Closed dmdmishra closed 3 years ago
@dmdmishra Airbyte already has AWS S3 destination connector. Supports csv file and https://github.com/airbytehq/airbyte/pull/3908 is adding parquet format. Do you have another use case or as source?
Hi,
Yes, we want to load data into aws S3 . We are extracting data from oracle.
Does airbyte currently support data extraction from oracle or sqlserver in avro format and get it loaded into aws S3.
Also I wanted to understand if airbyte support file movement into aws S3 from onpremise?
Thanks, Deepak
@dmdmishra yes, Airbyte has Oracle and SQL Server as source connector and you can add S3 AWS as the destination. AWS S3 connector only supports csv format, but parquet and other formats will be supported in the future.
Recommend to you read the quick start guide
Does airbyte currently support data extraction from oracle or sqlserver in avro format and get it loaded into aws S3.
@dmdmishra, we are working on the Avro format on S3 at this moment. Should have some updates there either late this week or early next week.
That's great news, I will hold on till I hear more from airbyte team.
Can I also check with you if after extraction of data can we perform data validation before we invest it into S3?
@dmdmishra, sorry about the delayed reply.

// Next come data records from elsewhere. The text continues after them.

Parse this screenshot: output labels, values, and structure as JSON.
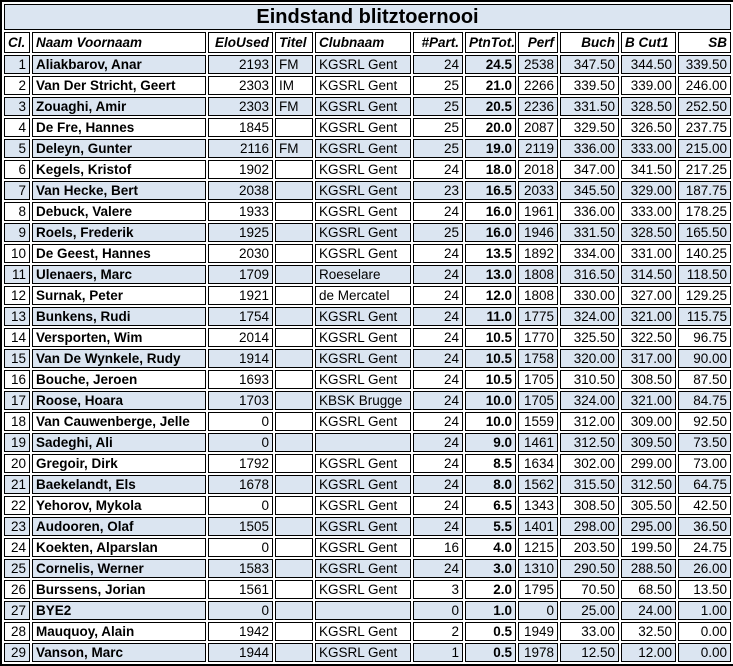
{
  "title": "Eindstand blitztoernooi",
  "colors": {
    "stripe_row_bg": "#dbe5f1",
    "plain_row_bg": "#ffffff",
    "title_bar_bg": "#dbe5f1",
    "border": "#000000",
    "text": "#000000"
  },
  "table": {
    "columns": [
      {
        "key": "cl",
        "label": "Cl.",
        "align": "right",
        "header_align": "left"
      },
      {
        "key": "name",
        "label": "Naam Voornaam",
        "align": "left",
        "header_align": "left"
      },
      {
        "key": "elo",
        "label": "EloUsed",
        "align": "right",
        "header_align": "right"
      },
      {
        "key": "titel",
        "label": "Titel",
        "align": "left",
        "header_align": "left"
      },
      {
        "key": "club",
        "label": "Clubnaam",
        "align": "left",
        "header_align": "left"
      },
      {
        "key": "part",
        "label": "#Part.",
        "align": "right",
        "header_align": "right"
      },
      {
        "key": "ptn",
        "label": "PtnTot.",
        "align": "right",
        "header_align": "right"
      },
      {
        "key": "perf",
        "label": "Perf",
        "align": "right",
        "header_align": "right"
      },
      {
        "key": "buch",
        "label": "Buch",
        "align": "right",
        "header_align": "right"
      },
      {
        "key": "bcut1",
        "label": "B Cut1",
        "align": "right",
        "header_align": "left"
      },
      {
        "key": "sb",
        "label": "SB",
        "align": "right",
        "header_align": "right"
      }
    ],
    "rows": [
      {
        "cl": "1",
        "name": "Aliakbarov, Anar",
        "elo": "2193",
        "titel": "FM",
        "club": "KGSRL Gent",
        "part": "24",
        "ptn": "24.5",
        "perf": "2538",
        "buch": "347.50",
        "bcut1": "344.50",
        "sb": "339.50"
      },
      {
        "cl": "2",
        "name": "Van Der Stricht, Geert",
        "elo": "2303",
        "titel": "IM",
        "club": "KGSRL Gent",
        "part": "25",
        "ptn": "21.0",
        "perf": "2266",
        "buch": "339.50",
        "bcut1": "339.00",
        "sb": "246.00"
      },
      {
        "cl": "3",
        "name": "Zouaghi, Amir",
        "elo": "2303",
        "titel": "FM",
        "club": "KGSRL Gent",
        "part": "25",
        "ptn": "20.5",
        "perf": "2236",
        "buch": "331.50",
        "bcut1": "328.50",
        "sb": "252.50"
      },
      {
        "cl": "4",
        "name": "De Fre, Hannes",
        "elo": "1845",
        "titel": "",
        "club": "KGSRL Gent",
        "part": "25",
        "ptn": "20.0",
        "perf": "2087",
        "buch": "329.50",
        "bcut1": "326.50",
        "sb": "237.75"
      },
      {
        "cl": "5",
        "name": "Deleyn, Gunter",
        "elo": "2116",
        "titel": "FM",
        "club": "KGSRL Gent",
        "part": "25",
        "ptn": "19.0",
        "perf": "2119",
        "buch": "336.00",
        "bcut1": "333.00",
        "sb": "215.00"
      },
      {
        "cl": "6",
        "name": "Kegels, Kristof",
        "elo": "1902",
        "titel": "",
        "club": "KGSRL Gent",
        "part": "24",
        "ptn": "18.0",
        "perf": "2018",
        "buch": "347.00",
        "bcut1": "341.50",
        "sb": "217.25"
      },
      {
        "cl": "7",
        "name": "Van Hecke, Bert",
        "elo": "2038",
        "titel": "",
        "club": "KGSRL Gent",
        "part": "23",
        "ptn": "16.5",
        "perf": "2033",
        "buch": "345.50",
        "bcut1": "329.00",
        "sb": "187.75"
      },
      {
        "cl": "8",
        "name": "Debuck, Valere",
        "elo": "1933",
        "titel": "",
        "club": "KGSRL Gent",
        "part": "24",
        "ptn": "16.0",
        "perf": "1961",
        "buch": "336.00",
        "bcut1": "333.00",
        "sb": "178.25"
      },
      {
        "cl": "9",
        "name": "Roels, Frederik",
        "elo": "1925",
        "titel": "",
        "club": "KGSRL Gent",
        "part": "25",
        "ptn": "16.0",
        "perf": "1946",
        "buch": "331.50",
        "bcut1": "328.50",
        "sb": "165.50"
      },
      {
        "cl": "10",
        "name": "De Geest, Hannes",
        "elo": "2030",
        "titel": "",
        "club": "KGSRL Gent",
        "part": "24",
        "ptn": "13.5",
        "perf": "1892",
        "buch": "334.00",
        "bcut1": "331.00",
        "sb": "140.25"
      },
      {
        "cl": "11",
        "name": "Ulenaers, Marc",
        "elo": "1709",
        "titel": "",
        "club": "Roeselare",
        "part": "24",
        "ptn": "13.0",
        "perf": "1808",
        "buch": "316.50",
        "bcut1": "314.50",
        "sb": "118.50"
      },
      {
        "cl": "12",
        "name": "Surnak, Peter",
        "elo": "1921",
        "titel": "",
        "club": "de Mercatel",
        "part": "24",
        "ptn": "12.0",
        "perf": "1808",
        "buch": "330.00",
        "bcut1": "327.00",
        "sb": "129.25"
      },
      {
        "cl": "13",
        "name": "Bunkens, Rudi",
        "elo": "1754",
        "titel": "",
        "club": "KGSRL Gent",
        "part": "24",
        "ptn": "11.0",
        "perf": "1775",
        "buch": "324.00",
        "bcut1": "321.00",
        "sb": "115.75"
      },
      {
        "cl": "14",
        "name": "Versporten, Wim",
        "elo": "2014",
        "titel": "",
        "club": "KGSRL Gent",
        "part": "24",
        "ptn": "10.5",
        "perf": "1770",
        "buch": "325.50",
        "bcut1": "322.50",
        "sb": "96.75"
      },
      {
        "cl": "15",
        "name": "Van De Wynkele, Rudy",
        "elo": "1914",
        "titel": "",
        "club": "KGSRL Gent",
        "part": "24",
        "ptn": "10.5",
        "perf": "1758",
        "buch": "320.00",
        "bcut1": "317.00",
        "sb": "90.00"
      },
      {
        "cl": "16",
        "name": "Bouche, Jeroen",
        "elo": "1693",
        "titel": "",
        "club": "KGSRL Gent",
        "part": "24",
        "ptn": "10.5",
        "perf": "1705",
        "buch": "310.50",
        "bcut1": "308.50",
        "sb": "87.50"
      },
      {
        "cl": "17",
        "name": "Roose, Hoara",
        "elo": "1703",
        "titel": "",
        "club": "KBSK Brugge",
        "part": "24",
        "ptn": "10.0",
        "perf": "1705",
        "buch": "324.00",
        "bcut1": "321.00",
        "sb": "84.75"
      },
      {
        "cl": "18",
        "name": "Van Cauwenberge, Jelle",
        "elo": "0",
        "titel": "",
        "club": "KGSRL Gent",
        "part": "24",
        "ptn": "10.0",
        "perf": "1559",
        "buch": "312.00",
        "bcut1": "309.00",
        "sb": "92.50"
      },
      {
        "cl": "19",
        "name": "Sadeghi, Ali",
        "elo": "0",
        "titel": "",
        "club": "",
        "part": "24",
        "ptn": "9.0",
        "perf": "1461",
        "buch": "312.50",
        "bcut1": "309.50",
        "sb": "73.50"
      },
      {
        "cl": "20",
        "name": "Gregoir, Dirk",
        "elo": "1792",
        "titel": "",
        "club": "KGSRL Gent",
        "part": "24",
        "ptn": "8.5",
        "perf": "1634",
        "buch": "302.00",
        "bcut1": "299.00",
        "sb": "73.00"
      },
      {
        "cl": "21",
        "name": "Baekelandt, Els",
        "elo": "1678",
        "titel": "",
        "club": "KGSRL Gent",
        "part": "24",
        "ptn": "8.0",
        "perf": "1562",
        "buch": "315.50",
        "bcut1": "312.50",
        "sb": "64.75"
      },
      {
        "cl": "22",
        "name": "Yehorov, Mykola",
        "elo": "0",
        "titel": "",
        "club": "KGSRL Gent",
        "part": "24",
        "ptn": "6.5",
        "perf": "1343",
        "buch": "308.50",
        "bcut1": "305.50",
        "sb": "42.50"
      },
      {
        "cl": "23",
        "name": "Audooren, Olaf",
        "elo": "1505",
        "titel": "",
        "club": "KGSRL Gent",
        "part": "24",
        "ptn": "5.5",
        "perf": "1401",
        "buch": "298.00",
        "bcut1": "295.00",
        "sb": "36.50"
      },
      {
        "cl": "24",
        "name": "Koekten, Alparslan",
        "elo": "0",
        "titel": "",
        "club": "KGSRL Gent",
        "part": "16",
        "ptn": "4.0",
        "perf": "1215",
        "buch": "203.50",
        "bcut1": "199.50",
        "sb": "24.75"
      },
      {
        "cl": "25",
        "name": "Cornelis, Werner",
        "elo": "1583",
        "titel": "",
        "club": "KGSRL Gent",
        "part": "24",
        "ptn": "3.0",
        "perf": "1310",
        "buch": "290.50",
        "bcut1": "288.50",
        "sb": "26.00"
      },
      {
        "cl": "26",
        "name": "Burssens, Jorian",
        "elo": "1561",
        "titel": "",
        "club": "KGSRL Gent",
        "part": "3",
        "ptn": "2.0",
        "perf": "1795",
        "buch": "70.50",
        "bcut1": "68.50",
        "sb": "13.50"
      },
      {
        "cl": "27",
        "name": "BYE2",
        "elo": "0",
        "titel": "",
        "club": "",
        "part": "0",
        "ptn": "1.0",
        "perf": "0",
        "buch": "25.00",
        "bcut1": "24.00",
        "sb": "1.00"
      },
      {
        "cl": "28",
        "name": "Mauquoy, Alain",
        "elo": "1942",
        "titel": "",
        "club": "KGSRL Gent",
        "part": "2",
        "ptn": "0.5",
        "perf": "1949",
        "buch": "33.00",
        "bcut1": "32.50",
        "sb": "0.00"
      },
      {
        "cl": "29",
        "name": "Vanson, Marc",
        "elo": "1944",
        "titel": "",
        "club": "KGSRL Gent",
        "part": "1",
        "ptn": "0.5",
        "perf": "1978",
        "buch": "12.50",
        "bcut1": "12.00",
        "sb": "0.00"
      }
    ]
  }
}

if after extraction of data can we perform data validation
We will create an Avro schema based on the Json schema of the Airbyte stream from the source. So if the source connector can provide a meaningful Json schema, it will be transformed into a relatively good Avro schema, and the record will be validated against it. The Avro schema is only "relatively" good, because not all Json schema can be mapped to an Avro schema, and the initial version probably won't support keywords like allOf
or oneOf
.
You can find the documentation about the schema conversion here:
(It is the s3.md
file in PR #3908.)
However, I am not sure if this answers your question. I think the validation will always pass, as long as the source connector does generate the data based on its Json schema.
Also not all sources will provide a meaningful Json schema. For example, data in mongo db is schemaless, and can be any json object. In those cases, no Avro schema can be generated, and the data cannot be validated. We are still thinking about how to support sources like that.

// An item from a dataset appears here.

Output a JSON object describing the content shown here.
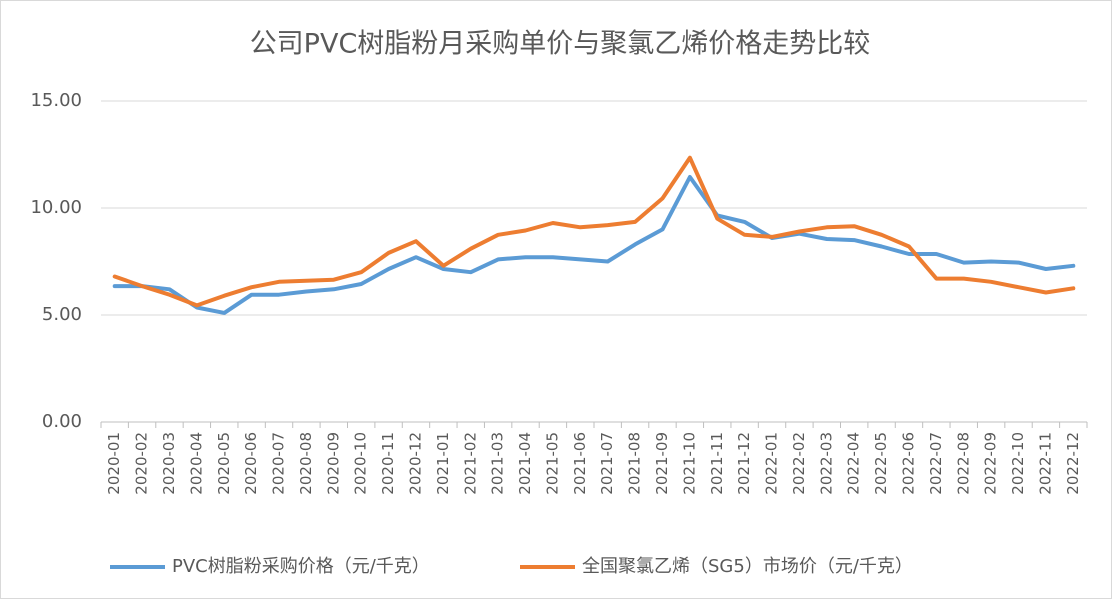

I want to sync s3 bucket and my use case is like many analytics provider (like segment) gives a facility to sync data on s3 and we can fetch that data using airbyte source-s3 for further computation
I want to sync s3 bucket and my use case is like many analytics provider (like segment) gives a facility to sync data on s3 and we can fetch that data using airbyte source-s3 for further computation
Hey @blotouta2, we already have a File source connector that can read from S3. Documentation here: https://docs.airbyte.io/integrations/sources/file
That should work for your use case.
@tuliren Source-File read only single file from any source whereas i want to sync whole s3 bucket . Source-file able to read path like s3://gdelt-open-data/events/20190914.export.csv requirement is like i want to sync path like s3://gdelt-open-data/events
I see. That makes sense. We will either make the File source connector be able to read multiple files or create a dedicated S3 source.
yes agree with the above would like to sync whole bucket so we can easily get a new file once added.
closed by https://github.com/airbytehq/airbyte/pull/4990. Issues exist for building in more file format support.
Hello team,
I believe it would be best if we can have an AWS S3 connector built in with Airbyte, it would open a lot of path for people who wants to build pipelines on top of AWS S3 and may perform data ingestion, run data science and ML in top of S3 directly.
Thanks